The City of Wyoming has completed the unplanned emergency repair on the larger of two water transmission mains and lifted the Sprinkling Ban at 11:00 p.m. Wednesday night. The repair, which took effect the morning of August 11, impacted 13 West Michigan communities. Good weather and hard work from two contractors, Kamminga & Roodvoets and Prein & Newhof, allowed the project to complete ahead of schedule, restoring
full water capacity to the 230,000 people served by Wyoming’s system.
Together, the two water transmission mains can carry up 104 million gallons of clean, drinkable water each day. During the repair, the larger of the two transmission lines was out of service and the water system capacity was limited to about 35 million gallons of water per day.

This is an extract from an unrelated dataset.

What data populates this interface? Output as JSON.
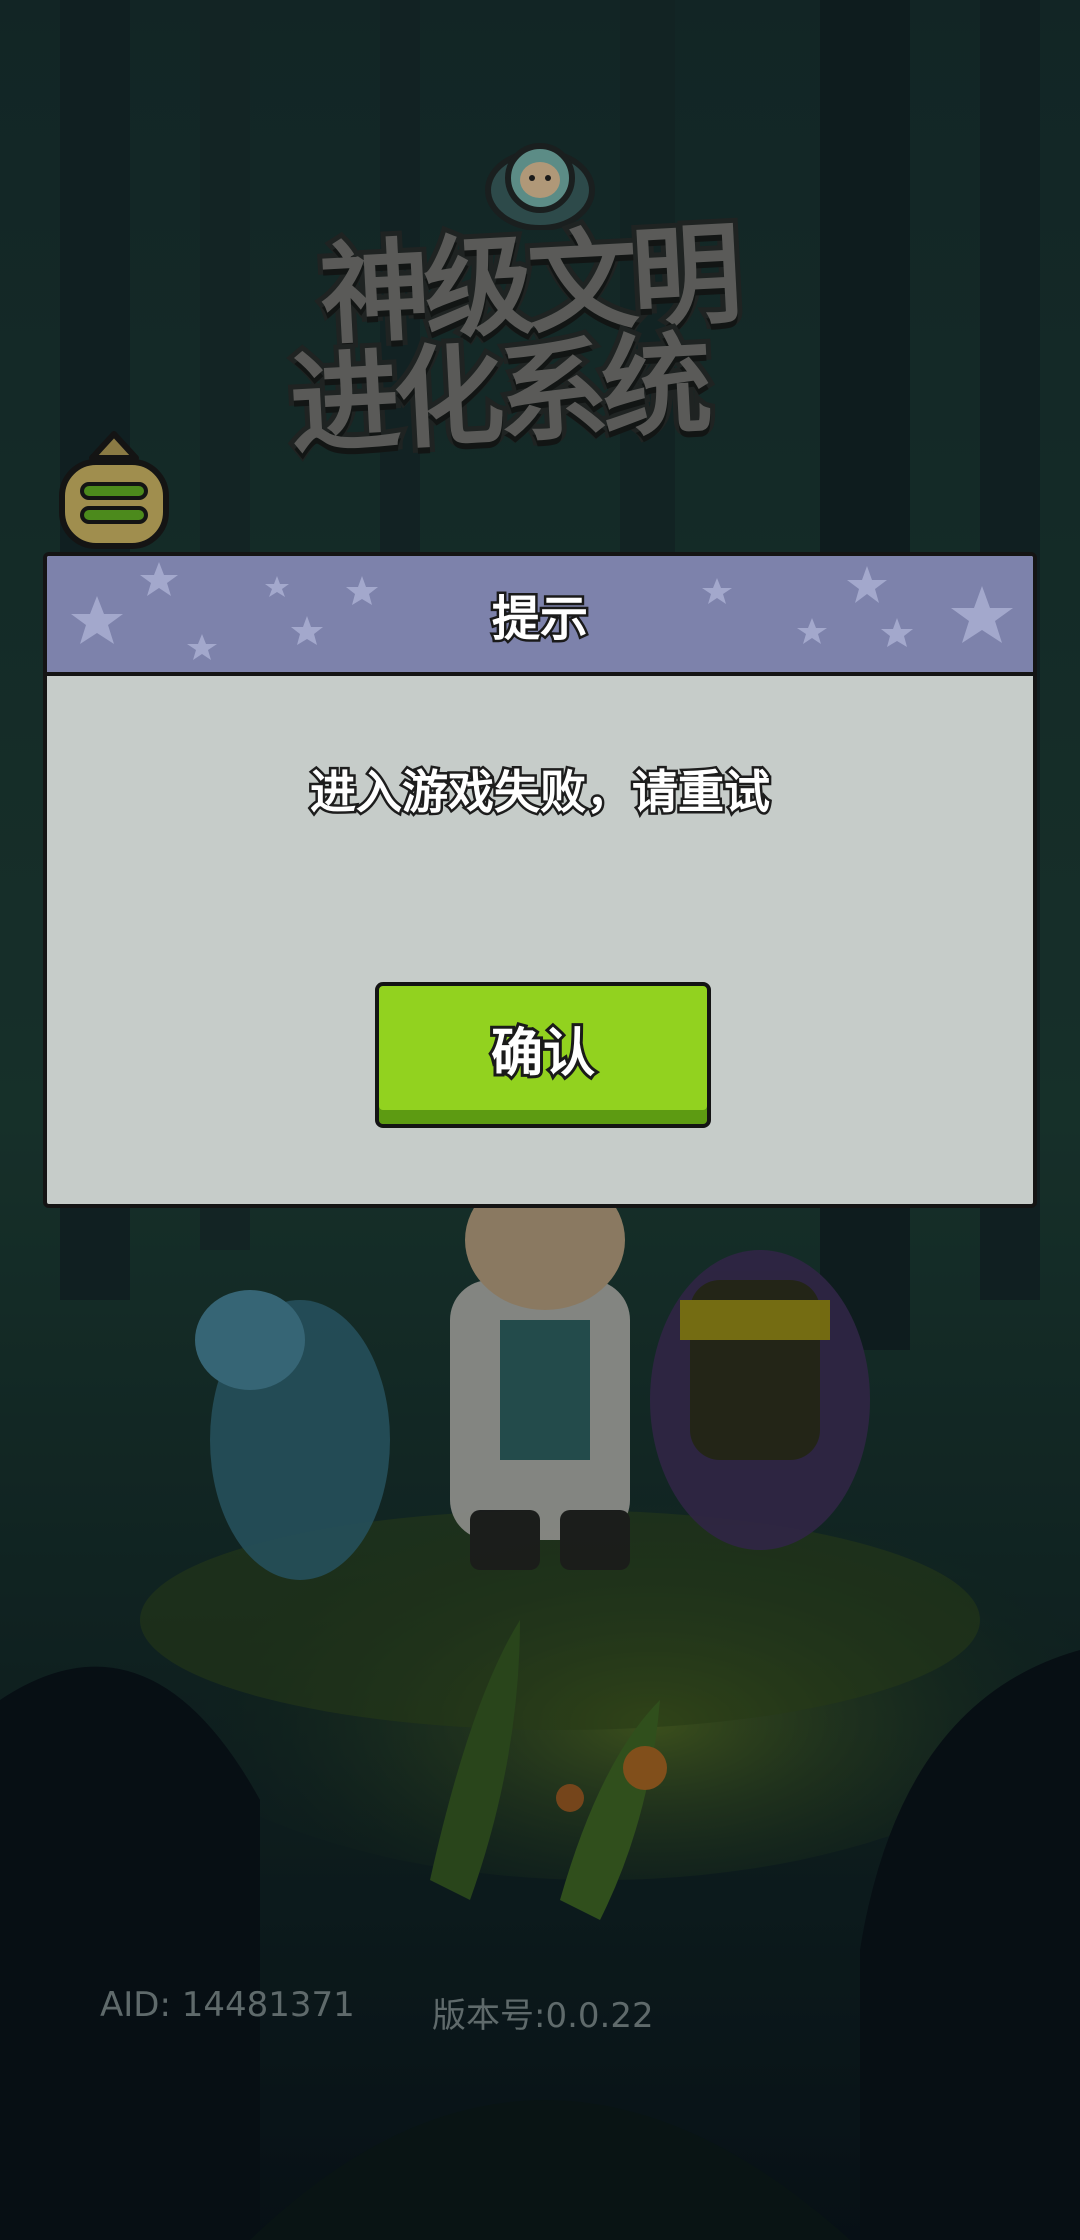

To maintain
safe water and avoid boil advisories that are issued when a total loss of water pressure occurs, a Sprinkling Ban was put in place.
With summer water demand at 70 million gallons per day on average, customers were collectively asked to reduce their water consumption by more than 35 million gallons per day, which could be accomplished through observing the Sprinkling Ban. The ban was a success. The West Michigan communities served by the plant showed up for each other by reducing the average daily demand on the Wyoming Treatment Plant to an average of 33.6 million gallons per day. This was achieved by complying with the Sprinkling Ban and helping spread the message about the emergency repair.
“We want to thank all of the water customers who did their part to pause their sprinkling habits, reduce water consumption, and help us spread the message to their neighbors, family, and friends. It’s rare to have an unplanned repair like this and to happen during peak demand was not ideal. We were in a serious situation that could have resulted in boil advisories,” said City of Wyoming Director of Public Works Myron Erickson. “Fortunately, with the help of our amazing community members actively conserving water and our municipal partnerships, we were able to maintain our water pressure and provide clean, potable water throughout the nine-day repair.”